Infinitely Losing My Edge
Yeah, I'm losing my edge.
I'm losing my edge.
The kids are coming up from behind.
I'm losing my edge.
I'm losing my edge to the kids from Somalia and from Spokane.
But I was there.
I was there in 1968.
I was there at the first Can show in Cologne.
I'm losing my edge.
I'm losing my edge to the kids whose footsteps I hear when they get on the decks.
I'm losing my edge to the internet seekers who can tell me every member of every good group from 1963 to 1974.
I'm losing my edge.
To all the kids in Hong Kong and Manchester.
I'm losing my edge to the art-school Salvador kids in little jackets and borrowed nostalgia for the unremembered nineties.
I'm losing my edge.
I'm losing my edge.
I can hear the footsteps every night on the decks.
But I was there.
I was there in 1987 at the first Nirvana practice in a loft in Seattle.
I was working on the organ sounds with much patience.
I was there when Captain Beefheart started up his first band.
I told him, "Don't do it that way. You'll never make a dime."
I was there.
I was the first guy playing Cheater Slicks to the techno kids.
I played it at CBGB's.
Everybody thought I was crazy.
We all know.
I was there.
I was there.
I've never been wrong.
But I'm losing my edge to better-looking people with better ideas and more talent.
And they're actually really, really nice.
I'm losing my edge.
I heard you have a compilation of every good song ever done by anybody.
Every great song by Con Funk Shun. All the underground hits.
All Strawberry Alarm Clock tracks. I heard you have a vinyl of every This Heat record on German import.
I heard that you have a white label of every seminal techno hit - 1985, '86, '87.
I heard that you have a CD compilation of every good '60s cut and another box set from the '90s.
I hear you're buying a synthesizer and an organ and are throwing your macbook out the window because you want to make something real. You want to make a Liaisons Dangereuses record.
I hear that you and your band have sold your marimba and bought a spring reverb.
I hear that you and your band have sold your spring reverb and bought a marimba.
I hear everybody that you know is more relevant than everybody that I know.
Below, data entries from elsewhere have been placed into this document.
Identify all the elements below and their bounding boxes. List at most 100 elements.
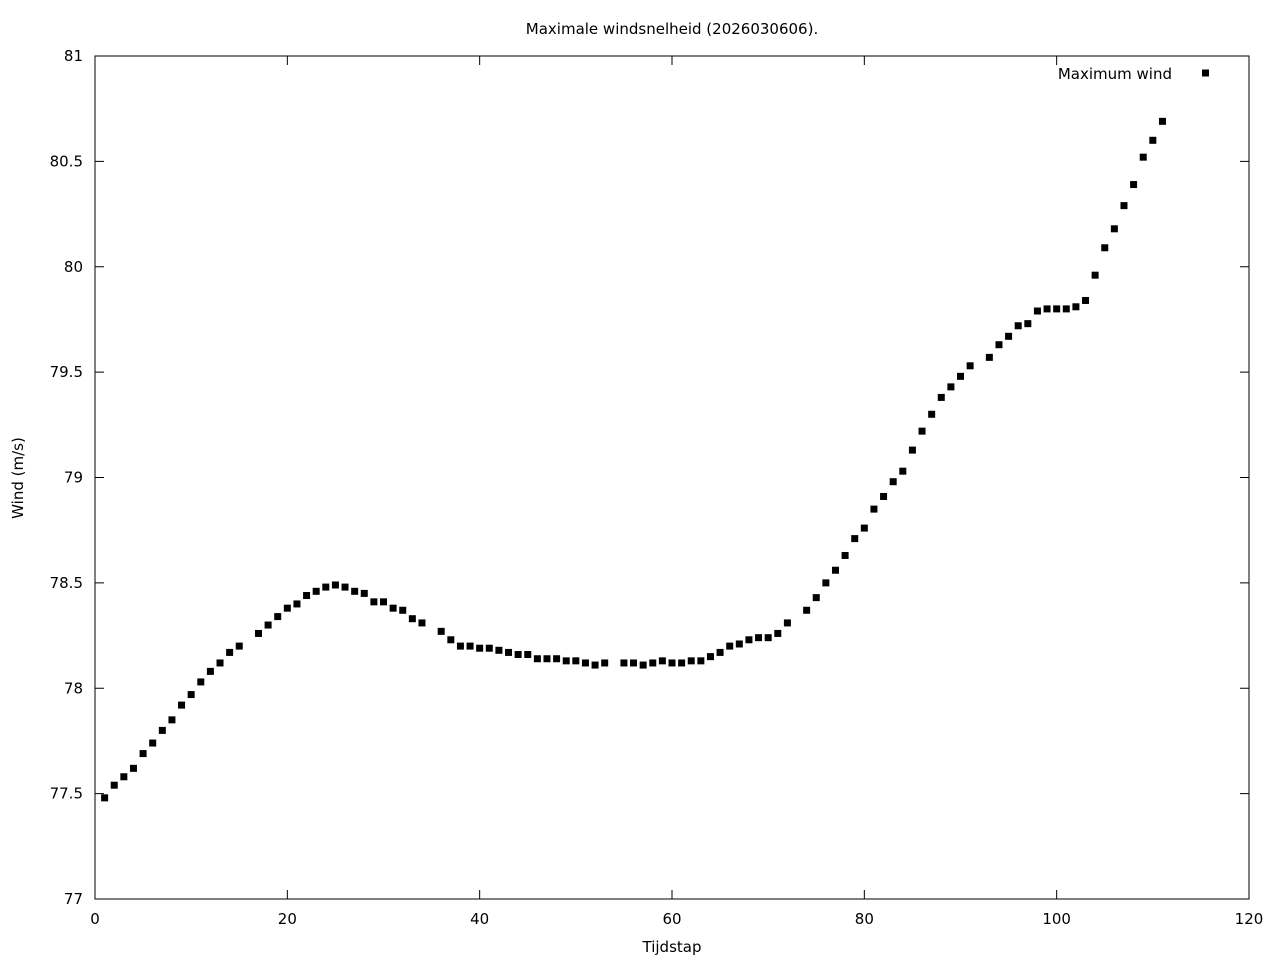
data-point [447, 636, 455, 644]
data-point [841, 551, 849, 559]
data-point [1158, 117, 1166, 125]
data-point [226, 648, 234, 656]
data-point [408, 615, 416, 623]
data-point [505, 648, 513, 656]
data-point [957, 372, 964, 380]
data-point [706, 653, 714, 661]
data-point [822, 579, 830, 587]
data-point [1033, 307, 1041, 315]
data-point [764, 634, 772, 642]
data-point [543, 655, 551, 663]
data-point [158, 726, 166, 734]
data-point [1024, 320, 1032, 328]
data-point [178, 701, 186, 709]
data-point [129, 764, 137, 772]
data-point [581, 659, 589, 667]
data-point [168, 716, 176, 724]
data-point [1053, 305, 1061, 313]
data-point [1149, 136, 1157, 144]
data-point [1082, 296, 1090, 304]
data-point [649, 659, 657, 667]
data-point [514, 651, 522, 659]
data-point [668, 659, 676, 667]
data-point [1110, 225, 1118, 233]
x-tick-label: 80 [855, 910, 874, 928]
data-point [149, 739, 157, 747]
legend-marker-maximum-wind [1202, 69, 1209, 77]
data-point [1014, 322, 1022, 330]
data-point [1091, 271, 1099, 279]
data-point [399, 606, 407, 614]
data-point [601, 659, 609, 667]
data-point [1130, 181, 1138, 189]
x-tick-label: 0 [90, 910, 100, 928]
y-tick-label: 78.5 [50, 574, 83, 592]
data-point [283, 604, 291, 612]
x-tick-label: 100 [1042, 910, 1071, 928]
data-point [860, 524, 868, 532]
data-point [456, 642, 464, 650]
data-point [322, 583, 330, 591]
plot-area-frame [94, 55, 1250, 900]
data-point [995, 341, 1003, 349]
data-point [774, 629, 782, 637]
data-point [591, 661, 599, 669]
data-point [620, 659, 628, 667]
legend-label-maximum-wind: Maximum wind [1058, 65, 1172, 83]
x-axis: 0 20 40 60 80 100 120 [90, 56, 1263, 928]
data-point [658, 657, 666, 665]
data-point [389, 604, 397, 612]
data-point [928, 410, 936, 418]
data-point [380, 598, 387, 606]
data-point [524, 651, 532, 659]
data-point [1043, 305, 1051, 313]
x-tick-label: 20 [278, 910, 297, 928]
data-point [630, 659, 638, 667]
data-point [1062, 305, 1070, 313]
data-point [1072, 303, 1080, 311]
data-point [889, 478, 897, 486]
data-point [783, 619, 791, 627]
x-tick-label: 40 [470, 910, 489, 928]
data-point [745, 636, 753, 644]
data-point [870, 505, 878, 513]
data-point [418, 619, 426, 627]
data-point [755, 634, 763, 642]
data-point [899, 467, 907, 475]
data-point [1005, 332, 1013, 340]
data-point [476, 644, 484, 652]
data-point [1120, 202, 1128, 210]
data-point [918, 427, 926, 435]
data-point [110, 781, 118, 789]
data-point [639, 661, 647, 669]
y-tick-label: 80.5 [50, 152, 83, 170]
data-point [851, 535, 859, 543]
y-tick-label: 80 [64, 258, 83, 276]
data-point [341, 583, 349, 591]
data-point [937, 393, 945, 401]
data-point [206, 667, 214, 675]
data-point [572, 657, 580, 665]
data-point [831, 566, 839, 574]
x-tick-label: 60 [662, 910, 681, 928]
legend: Maximum wind [1058, 65, 1209, 83]
data-point [726, 642, 734, 650]
data-point [485, 644, 493, 652]
y-tick-label: 78 [64, 679, 83, 697]
data-points [101, 117, 1166, 802]
data-point [716, 648, 724, 656]
data-point [466, 642, 474, 650]
y-tick-label: 81 [64, 47, 83, 65]
y-axis: 77 77.5 78 78.5 79 79.5 80 80.5 81 [50, 47, 1249, 908]
data-point [216, 659, 224, 667]
data-point [360, 589, 368, 597]
data-point [735, 640, 743, 648]
data-point [312, 587, 320, 595]
data-point [678, 659, 686, 667]
data-point [495, 646, 503, 654]
data-point [947, 383, 955, 391]
data-point [697, 657, 705, 665]
data-point [803, 606, 811, 614]
data-point [187, 691, 195, 699]
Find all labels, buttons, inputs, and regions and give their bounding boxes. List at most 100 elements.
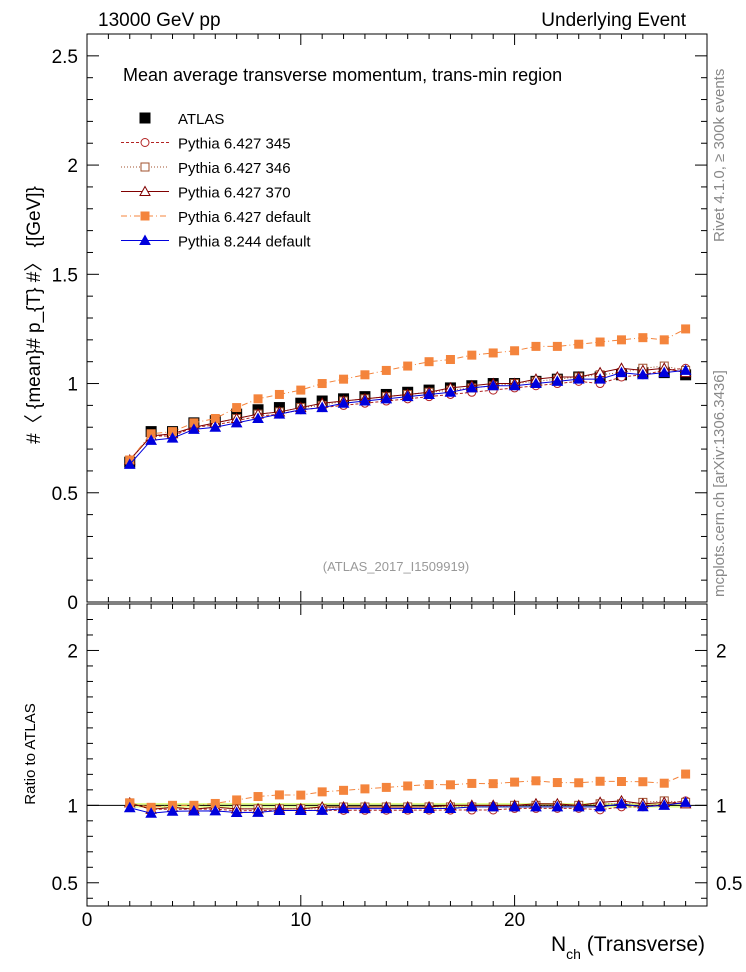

But have you seen my records?
Duran Duran,
Terrestrial Tones,
Ronnie Foster,
Bootsy's Rubber Band,
Siouxsie and the Banshees,
Skarface,
Wasted Youth,
Leonard Cohen,
Radiopuhelimet,
Country Teasers,
Dorothy Ashby,
Soulsonic Force,
X-101,
Eddi Front,
Parry Music,
These Immortal Souls,
Hardrive,
One Last Wish,
Guru Guru,
The Birthday Party,
Cabaret Voltaire,
Avey Tare & Kría Brekkan,
Kool G Rap & DJ Polo,
Pere Ubu,
The Vogues,
Tropical Tobacco,
Dawn Penn,
Adolescents,
Au Pairs,
Kayak,
The Blackbyrds,
Royal Trux,
Wings,
Brand Nubian,
Popol Vuh,
Malaria!,
Organ,
D'Angelo,
Joe Smooth,
Super Lover Cee & Casanova Rud,
Sonic Youth,
The Music Machine,
Notorious Big And Bone Thugs,
the Germs,
Model 500,
ABC,
Teenage Jesus and the Jerks,
Crispy Ambulance,
Faraquet,
Gian Franco Pienzio,
Idris Muhammad,
Simply Red,
Sexual Harrassment,
Inner City,
Terry Callier,
the Slits,
Sun Ra,
Minutemen,
Basic Channel,
Fluxion,
The J.B.'s,
Vainqueur, Vainqueur, Vainqueur, Vainqueur.
You don't know what you really want.
You don't know what you really want.
You don't know what you really want.
You don't know what you really want.
You don't know what you really want.
You don't know what you really want.
You don't know what you really want.
You don't know what you really want.
You don't know what you really want.
You don't know what you really want.
You don't know what you really want.
You don't know what you really want.
You don't know what you really want.
You don't know what you really want.
You don't know what you really want.